Gross domestic product posted an annual growth of 4.9 percent in the third quarter, the National Bureau of Statistics said on Wednesday. The rate exceeded the 4.4 percent that economists had penciled in.
However, the growth rate weakened from the 6.3 percent logged in the second quarter, which was largely due to the low base of comparison.
Quarter-on-quarter, GDP climbed 1.3 percent, much faster than the revised 0.5 percent expansion seen in the second quarter and the expected rate of 1.0 percent.
In September, industrial production grew 4.5 percent annually, the same rate as seen in August and bigger than the 4.3 percent rise economists had forecast.

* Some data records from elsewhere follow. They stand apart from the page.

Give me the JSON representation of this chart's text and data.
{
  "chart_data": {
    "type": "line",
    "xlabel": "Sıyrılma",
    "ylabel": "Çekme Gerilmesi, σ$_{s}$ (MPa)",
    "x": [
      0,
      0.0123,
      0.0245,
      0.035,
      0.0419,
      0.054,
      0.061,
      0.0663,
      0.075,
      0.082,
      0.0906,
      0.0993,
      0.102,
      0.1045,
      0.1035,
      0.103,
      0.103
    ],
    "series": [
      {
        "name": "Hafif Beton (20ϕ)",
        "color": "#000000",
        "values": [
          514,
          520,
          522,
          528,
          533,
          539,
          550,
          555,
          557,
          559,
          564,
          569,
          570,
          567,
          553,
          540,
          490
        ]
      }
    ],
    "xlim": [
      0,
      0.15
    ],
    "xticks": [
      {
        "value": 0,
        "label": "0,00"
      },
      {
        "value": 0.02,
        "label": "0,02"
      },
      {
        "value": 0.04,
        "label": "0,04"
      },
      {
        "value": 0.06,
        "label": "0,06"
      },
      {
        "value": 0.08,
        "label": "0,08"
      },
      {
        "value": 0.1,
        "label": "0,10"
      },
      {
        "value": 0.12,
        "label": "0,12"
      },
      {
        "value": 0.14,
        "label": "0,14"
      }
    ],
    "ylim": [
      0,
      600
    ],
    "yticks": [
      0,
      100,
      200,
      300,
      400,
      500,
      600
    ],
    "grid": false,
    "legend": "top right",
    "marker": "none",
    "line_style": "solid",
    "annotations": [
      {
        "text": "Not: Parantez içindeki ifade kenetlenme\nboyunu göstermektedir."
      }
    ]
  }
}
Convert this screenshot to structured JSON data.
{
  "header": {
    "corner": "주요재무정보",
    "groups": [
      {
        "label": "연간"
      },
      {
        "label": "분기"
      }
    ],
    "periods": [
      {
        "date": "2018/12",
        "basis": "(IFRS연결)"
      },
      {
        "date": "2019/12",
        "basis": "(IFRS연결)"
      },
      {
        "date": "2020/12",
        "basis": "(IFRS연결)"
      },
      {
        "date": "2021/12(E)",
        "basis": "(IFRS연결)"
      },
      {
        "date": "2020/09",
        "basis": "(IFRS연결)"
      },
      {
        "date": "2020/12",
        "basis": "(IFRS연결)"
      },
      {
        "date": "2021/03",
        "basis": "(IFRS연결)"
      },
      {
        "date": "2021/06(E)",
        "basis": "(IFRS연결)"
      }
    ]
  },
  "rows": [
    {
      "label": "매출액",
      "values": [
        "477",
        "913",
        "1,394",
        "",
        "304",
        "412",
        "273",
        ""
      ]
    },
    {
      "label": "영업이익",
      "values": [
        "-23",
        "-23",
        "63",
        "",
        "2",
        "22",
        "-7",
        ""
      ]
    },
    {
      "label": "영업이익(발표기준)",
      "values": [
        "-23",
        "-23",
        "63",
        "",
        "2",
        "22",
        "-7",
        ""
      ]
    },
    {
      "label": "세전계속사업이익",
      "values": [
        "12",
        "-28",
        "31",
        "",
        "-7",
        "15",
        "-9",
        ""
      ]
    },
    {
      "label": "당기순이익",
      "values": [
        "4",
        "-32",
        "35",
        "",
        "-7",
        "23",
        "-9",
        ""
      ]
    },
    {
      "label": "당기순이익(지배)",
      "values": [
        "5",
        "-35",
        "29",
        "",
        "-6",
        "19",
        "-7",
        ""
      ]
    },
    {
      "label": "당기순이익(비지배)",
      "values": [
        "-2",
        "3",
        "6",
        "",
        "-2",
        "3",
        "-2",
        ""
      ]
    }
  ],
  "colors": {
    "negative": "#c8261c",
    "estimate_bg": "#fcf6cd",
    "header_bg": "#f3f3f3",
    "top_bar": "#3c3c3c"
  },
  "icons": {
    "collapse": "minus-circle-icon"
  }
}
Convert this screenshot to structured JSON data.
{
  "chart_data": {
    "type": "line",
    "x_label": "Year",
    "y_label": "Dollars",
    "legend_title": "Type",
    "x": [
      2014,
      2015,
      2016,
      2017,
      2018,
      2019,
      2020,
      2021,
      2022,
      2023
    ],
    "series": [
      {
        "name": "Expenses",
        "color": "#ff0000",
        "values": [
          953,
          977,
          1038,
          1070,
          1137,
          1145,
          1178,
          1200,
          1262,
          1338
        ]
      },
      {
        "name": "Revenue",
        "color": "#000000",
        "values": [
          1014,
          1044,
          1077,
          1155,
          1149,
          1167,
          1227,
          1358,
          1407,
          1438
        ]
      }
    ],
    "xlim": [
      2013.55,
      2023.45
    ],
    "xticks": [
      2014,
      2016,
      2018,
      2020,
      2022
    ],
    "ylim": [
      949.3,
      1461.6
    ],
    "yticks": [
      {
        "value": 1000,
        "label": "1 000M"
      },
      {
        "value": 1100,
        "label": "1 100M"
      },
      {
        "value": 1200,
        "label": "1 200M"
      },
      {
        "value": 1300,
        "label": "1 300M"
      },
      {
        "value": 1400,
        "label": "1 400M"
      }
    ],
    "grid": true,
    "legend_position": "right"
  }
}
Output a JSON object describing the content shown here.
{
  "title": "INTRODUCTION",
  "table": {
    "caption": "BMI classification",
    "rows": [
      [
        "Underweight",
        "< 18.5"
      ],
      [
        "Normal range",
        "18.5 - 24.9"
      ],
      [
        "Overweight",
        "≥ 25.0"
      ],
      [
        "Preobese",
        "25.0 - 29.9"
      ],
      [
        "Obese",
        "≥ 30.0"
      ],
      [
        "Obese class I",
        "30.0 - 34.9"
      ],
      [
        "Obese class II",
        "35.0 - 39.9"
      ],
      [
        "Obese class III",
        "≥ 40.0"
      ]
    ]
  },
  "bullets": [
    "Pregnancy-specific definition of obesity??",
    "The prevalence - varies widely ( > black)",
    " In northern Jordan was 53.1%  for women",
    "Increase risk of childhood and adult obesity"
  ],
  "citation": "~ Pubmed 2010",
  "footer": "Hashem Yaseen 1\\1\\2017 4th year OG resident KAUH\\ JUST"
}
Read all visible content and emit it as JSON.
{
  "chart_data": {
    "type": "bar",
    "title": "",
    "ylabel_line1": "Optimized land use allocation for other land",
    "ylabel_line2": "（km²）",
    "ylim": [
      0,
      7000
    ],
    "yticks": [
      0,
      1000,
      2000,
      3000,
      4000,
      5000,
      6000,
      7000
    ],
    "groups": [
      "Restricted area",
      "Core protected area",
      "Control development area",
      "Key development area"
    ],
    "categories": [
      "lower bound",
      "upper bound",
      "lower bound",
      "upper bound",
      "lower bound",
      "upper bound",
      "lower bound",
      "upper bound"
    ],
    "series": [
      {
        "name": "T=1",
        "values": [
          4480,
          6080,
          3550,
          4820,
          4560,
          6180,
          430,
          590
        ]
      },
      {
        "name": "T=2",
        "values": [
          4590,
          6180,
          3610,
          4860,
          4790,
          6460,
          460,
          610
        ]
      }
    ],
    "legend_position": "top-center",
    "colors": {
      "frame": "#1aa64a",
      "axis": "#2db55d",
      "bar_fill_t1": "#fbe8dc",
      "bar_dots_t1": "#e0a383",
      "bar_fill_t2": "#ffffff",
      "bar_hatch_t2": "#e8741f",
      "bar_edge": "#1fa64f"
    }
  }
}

At the same time, retail sales growth improved to 5.5 percent from 4.6 percent in August. Sales were forecast to climb 4.9 percent.
Reflecting the sluggishness in the property market, fixed asset investment climbed only 3.1 percent during the January to September period, data showed.
The pace of growth softened from 3.2 percent in January to August. Property investment plunged 9.1 percent from a year ago.
The jobless rate fell to 5.0 percent in September, while the rate was expected to remain unchanged at 5.2 percent.
Last week, the International Monetary Fund downgraded China growth outlook citing the lower investment in the country amid the property sector crisis. The economy is projected to expand 5.0 percent this year and 4.2 percent next year.
The economy has clearly turned a corner thanks to policy support, economists at Capital Economics said. They expect a further recovery over the coming quarters.
ING economist Robert Carnell said, “Today’s report shows that incrementally, China’s economy is making progress.”
Although the pockets of weakness are likely to remain drags on growth for some time, other parts of the economy are taking up the slack, and cautious optimism is probably warranted, added Carnell.